There are probably many veterans watching us debate this on the great channel, CPAC, right now. I encourage members of Parliament to talk to the Royal Canadian Legion, to the ANAVETS and to the Canadian Association of Retired Persons. They are fully supportive of this initiative.
At the end of the day, when the heroes of our country become disabled, or when they retire at age 65, they should not suffer receiving the dreaded letter.
We have already outlined in previous Parliaments, in committee, and everywhere else how this can be paid for. At the end of the day, when these men and women were on the front lines in the country and around the world, no one asked them how much money they made. When they had to pick up a bunch of kids off a vehicle that rolled down a ditch and all four of them died, no one asked them how much money they made. On the front lines in Afghanistan, or in World War II, or wherever they may have been, no one asked them that. Now we are asking them how much money they make and we are going to deduct it from them.

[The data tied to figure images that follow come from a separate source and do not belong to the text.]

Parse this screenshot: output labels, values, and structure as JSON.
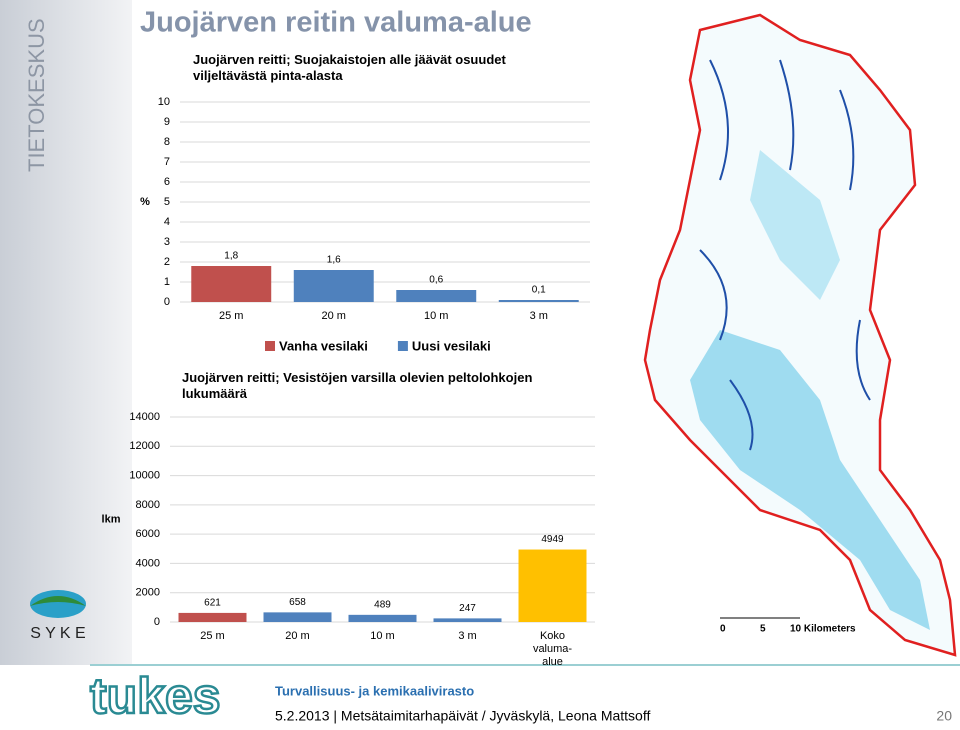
{
  "slide": {
    "title": "Juojärven reitin valuma-alue",
    "sidebar": "TIETOKESKUS",
    "logo": "S Y K E",
    "brand": "tukes",
    "agency": "Turvallisuus- ja kemikaalivirasto",
    "footer": "5.2.2013 | Metsätaimitarhapäivät / Jyväskylä, Leona Mattsoff",
    "page": "20"
  },
  "map": {
    "scale_labels": [
      "0",
      "5",
      "10 Kilometers"
    ]
  },
  "chart_data": [
    {
      "type": "bar",
      "title": "Juojärven reitti; Suojakaistojen alle jäävät osuudet viljeltävästä pinta-alasta",
      "y_label": "%",
      "categories": [
        "25 m",
        "20 m",
        "10 m",
        "3 m"
      ],
      "series": [
        {
          "name": "Vanha vesilaki",
          "color": "#c0504d",
          "values": [
            1.8,
            null,
            null,
            null
          ],
          "value_labels": [
            "1,8",
            null,
            null,
            null
          ]
        },
        {
          "name": "Uusi vesilaki",
          "color": "#4f81bd",
          "values": [
            null,
            1.6,
            0.6,
            0.1
          ],
          "value_labels": [
            null,
            "1,6",
            "0,6",
            "0,1"
          ]
        }
      ],
      "ylim": [
        0,
        10
      ],
      "yticks": [
        0,
        1,
        2,
        3,
        4,
        5,
        6,
        7,
        8,
        9,
        10
      ],
      "legend": "bottom"
    },
    {
      "type": "bar",
      "title": "Juojärven reitti; Vesistöjen varsilla olevien peltolohkojen lukumäärä",
      "y_label": "lkm",
      "categories": [
        "25 m",
        "20 m",
        "10 m",
        "3 m",
        "Koko valuma-alue"
      ],
      "values": [
        621,
        658,
        489,
        247,
        4949
      ],
      "colors": [
        "#c0504d",
        "#4f81bd",
        "#4f81bd",
        "#4f81bd",
        "#ffc000"
      ],
      "ylim": [
        0,
        14000
      ],
      "yticks": [
        0,
        2000,
        4000,
        6000,
        8000,
        10000,
        12000,
        14000
      ]
    }
  ]
}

This is not to be confused with the SISIP clawback. That is something completely different. This is the annuity clawback, the pension benefit reduction at age 65 or when disabled.
Most of my colleagues on both sides of the House know that the disability part is a real sore thumb for them, and they want to fix it. We can fix that quite easily if we want to, and we can work on the other aspect later if they like.
The reality is, people who serve our country deserve no less. They deserve to be treated with the greatest of respect. As I have heard many times, they deserve to be treated with financial dignity when they retire. They serve our country. They allow us to have a good night's sleep. They look after our families. They really are the best of Canada. As Rick Mercer once said, “If you're going to take the very best of Canada and send them to hell on earth, you might as well give them the gold card when they're there”.
As parliamentarians, we have the ultimate responsibility for the needs of these men and women all the way up to and including the headstone. They do not deserve to have those pensions clawed back. It is simply wrong and unfair. It is not illegal, but it is immoral and wrong and it needs to change.
God bless all those who have served our country in the military and the RCMP, and their families. Lest we forget.